Memoria che traspare ancora oggi terribilmente vivida e violenta, nelle dettagliate testimonianze dei sopravvissuti alla Shoah

Un baluardo a difesa della memoria. È così che mi sento, il 27 gennaio di ogni anno, da quando ho visitato i campi di concentramento e sterminio di Auschwitz-Birkenau. Memoria che traspare ancora oggi terribilmente vivida e violenta, nelle dettagliate testimonianze dei sopravvissuti alla Shoah… e, soprattutto, nei loro occhi. Memoria di cui si può sentire ancora il terribile odore, in quell’assordante quiete che oggi ristagna nei ‘campi’ e che è annunciata da quel muto: “Grido di disperazione e ammonimento all’umanità sia per sempre questo luogo“… incarcerato in una lapide all’entrata. Il silenzio di Auschwitz/Birkenau è qualcosa di gelido, di più freddo della neve e del vento che ti pugnalano a ripetizione la faccia, quando lo attraversi in inverno. E’ una lama vecchia, sporca, arrugginita e poco affilata che ad ogni dettaglio affonda nelle tue certezze e nelle tue emozioni. Penetrandole, macchiandole, lacerandole. Per sempre.
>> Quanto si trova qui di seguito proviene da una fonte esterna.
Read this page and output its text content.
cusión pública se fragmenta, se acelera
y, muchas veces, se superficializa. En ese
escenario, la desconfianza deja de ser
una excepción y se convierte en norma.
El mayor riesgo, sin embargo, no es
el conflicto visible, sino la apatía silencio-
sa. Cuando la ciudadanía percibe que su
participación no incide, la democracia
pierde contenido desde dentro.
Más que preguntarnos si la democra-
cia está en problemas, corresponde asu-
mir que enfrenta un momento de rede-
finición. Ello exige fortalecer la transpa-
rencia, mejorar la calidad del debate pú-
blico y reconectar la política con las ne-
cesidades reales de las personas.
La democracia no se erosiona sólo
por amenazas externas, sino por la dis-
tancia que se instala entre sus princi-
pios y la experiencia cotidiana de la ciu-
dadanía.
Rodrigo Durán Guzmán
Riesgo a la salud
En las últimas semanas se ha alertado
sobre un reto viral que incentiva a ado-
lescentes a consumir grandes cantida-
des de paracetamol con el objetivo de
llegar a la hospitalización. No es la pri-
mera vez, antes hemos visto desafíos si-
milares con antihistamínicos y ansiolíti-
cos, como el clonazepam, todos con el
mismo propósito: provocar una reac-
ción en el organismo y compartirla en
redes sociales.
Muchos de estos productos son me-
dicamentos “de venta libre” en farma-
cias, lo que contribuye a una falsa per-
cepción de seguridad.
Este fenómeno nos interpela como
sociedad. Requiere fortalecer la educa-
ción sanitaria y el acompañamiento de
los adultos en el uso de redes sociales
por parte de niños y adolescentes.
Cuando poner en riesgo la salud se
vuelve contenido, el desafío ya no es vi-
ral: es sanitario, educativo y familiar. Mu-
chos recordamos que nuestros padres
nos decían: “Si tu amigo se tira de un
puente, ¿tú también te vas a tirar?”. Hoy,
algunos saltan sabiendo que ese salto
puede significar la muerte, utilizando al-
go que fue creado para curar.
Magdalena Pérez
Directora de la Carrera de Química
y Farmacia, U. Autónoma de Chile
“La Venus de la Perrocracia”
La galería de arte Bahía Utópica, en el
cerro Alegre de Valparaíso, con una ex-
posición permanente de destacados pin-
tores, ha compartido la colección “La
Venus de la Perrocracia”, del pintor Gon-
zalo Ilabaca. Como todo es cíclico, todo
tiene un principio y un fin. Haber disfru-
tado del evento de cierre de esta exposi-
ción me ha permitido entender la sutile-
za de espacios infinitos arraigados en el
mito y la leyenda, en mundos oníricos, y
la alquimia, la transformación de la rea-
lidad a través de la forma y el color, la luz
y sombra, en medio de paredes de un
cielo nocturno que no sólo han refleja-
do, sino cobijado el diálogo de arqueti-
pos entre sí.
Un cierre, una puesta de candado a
Quello di Auschwitz/Birkenau è un silenzio che ti avvolge, che ti sconvolge, che ti riempie l’anima di stupore, di vuoto, di pietà, di un’estrema tristezza. E che, come una eco ovattata, quasi impercettibile, ti sussurra ad ogni passo: "Perché?". Non lo capirò mai… come tutti. Ma io ho sentito quel freddo, ho ascoltato quel silenzio. Io ho visto. Io so. E non dimenticherò. Perché ciò che è accaduto all’uomo laggiù, non dovrà mai più avere luogo. Un baluardo a difesa della memoria. È così che mi sento, il 27 gennaio di ogni anno, da quando ho visitato quei campi di concentramento e sterminio. Perché, come diceva Primo Levi: "Auschwitz è fuori di noi, ma è intorno a noi, è nell'aria. La peste si è spenta, ma l'infezione serpeggia: sarebbe sciocco negarlo".